Reputation: 7631
I was trying to compile a program using an external compiled object coreset.o. I wrote the public01.c test file and my functions are in computation.c, both of which compiles. However its failing on linking it together. What might be the problem?
gcc -o public01.x public01.o computation.o coreset.o
ld: fatal: file coreset.o: wrong ELF class: ELFCLASS64
ld: fatal: File processing errors. No output written to public01.x
collect2: ld returned 1 exit status
Upvotes: 33
Views: 138908
Reputation: 4428
I got this error when trying to run an existing binary in Ubuntu. I fixed with:
apt-get install libc6:i386 libncurses5:i386 libstdc++6:i386
I'm not sure which of the 3 libs did it, but I believe it was the 3rd one.
Upvotes: 0
Reputation: 753695
You can specify '-m32' or '-m64' to select the compilation mode.

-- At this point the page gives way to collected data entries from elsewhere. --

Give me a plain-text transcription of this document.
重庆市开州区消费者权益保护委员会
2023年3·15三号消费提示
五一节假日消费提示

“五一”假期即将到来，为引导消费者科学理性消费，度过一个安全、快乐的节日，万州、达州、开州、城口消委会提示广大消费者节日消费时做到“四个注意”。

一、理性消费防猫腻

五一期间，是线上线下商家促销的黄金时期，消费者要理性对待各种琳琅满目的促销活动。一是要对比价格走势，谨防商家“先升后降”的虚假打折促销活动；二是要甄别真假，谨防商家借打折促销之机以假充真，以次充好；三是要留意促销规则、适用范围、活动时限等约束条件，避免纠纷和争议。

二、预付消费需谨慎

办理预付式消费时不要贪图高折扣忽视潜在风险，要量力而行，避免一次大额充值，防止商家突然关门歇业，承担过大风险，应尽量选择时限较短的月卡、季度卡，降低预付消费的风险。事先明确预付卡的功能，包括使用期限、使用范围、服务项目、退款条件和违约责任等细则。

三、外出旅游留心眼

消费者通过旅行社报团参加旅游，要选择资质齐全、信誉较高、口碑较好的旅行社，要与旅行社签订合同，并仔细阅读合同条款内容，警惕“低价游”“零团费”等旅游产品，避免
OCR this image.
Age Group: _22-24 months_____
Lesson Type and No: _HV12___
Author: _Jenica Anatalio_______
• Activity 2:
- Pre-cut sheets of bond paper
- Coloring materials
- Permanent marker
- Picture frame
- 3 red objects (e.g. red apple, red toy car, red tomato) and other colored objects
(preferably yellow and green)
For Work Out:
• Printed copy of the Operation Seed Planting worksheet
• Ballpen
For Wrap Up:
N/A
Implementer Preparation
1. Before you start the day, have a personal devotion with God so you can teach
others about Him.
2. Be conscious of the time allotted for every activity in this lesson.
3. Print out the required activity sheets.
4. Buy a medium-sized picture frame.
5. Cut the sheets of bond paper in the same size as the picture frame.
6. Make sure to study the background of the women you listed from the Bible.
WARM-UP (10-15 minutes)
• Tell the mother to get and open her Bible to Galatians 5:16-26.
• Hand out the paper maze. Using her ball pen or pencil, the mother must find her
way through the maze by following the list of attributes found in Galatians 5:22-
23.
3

When dealing with autoconf (configure) scripts, I usually set CC="gcc -m64" (or CC="gcc -m32") in the environment so that everything is compiled with the correct bittiness. At least, usually...people find endless ways to make that not quite work, but my batting average is very high (way over 95%) with it.
Upvotes: 8
Reputation: 200796
It looks like the object file was compiled on a 64-bit toolchain, and you're using a 32-bit toolchain. Have you tried recompiling the object file in 32-bit mode?
Upvotes: 4
Reputation: 827366
I think that coreset.o was compiled for 64-bit, and you are linking it with a 32-bit computation.o.
You can try to recompile computation.c with the '-m64' flag of gcc(1)
Upvotes: 36
Reputation: 7631
It turns out the compiler version I was using did not match the compiled version done with the coreset.o.
One was 32bit the other was 64bit. I'll leave this up in case anyone else runs into a similar problem.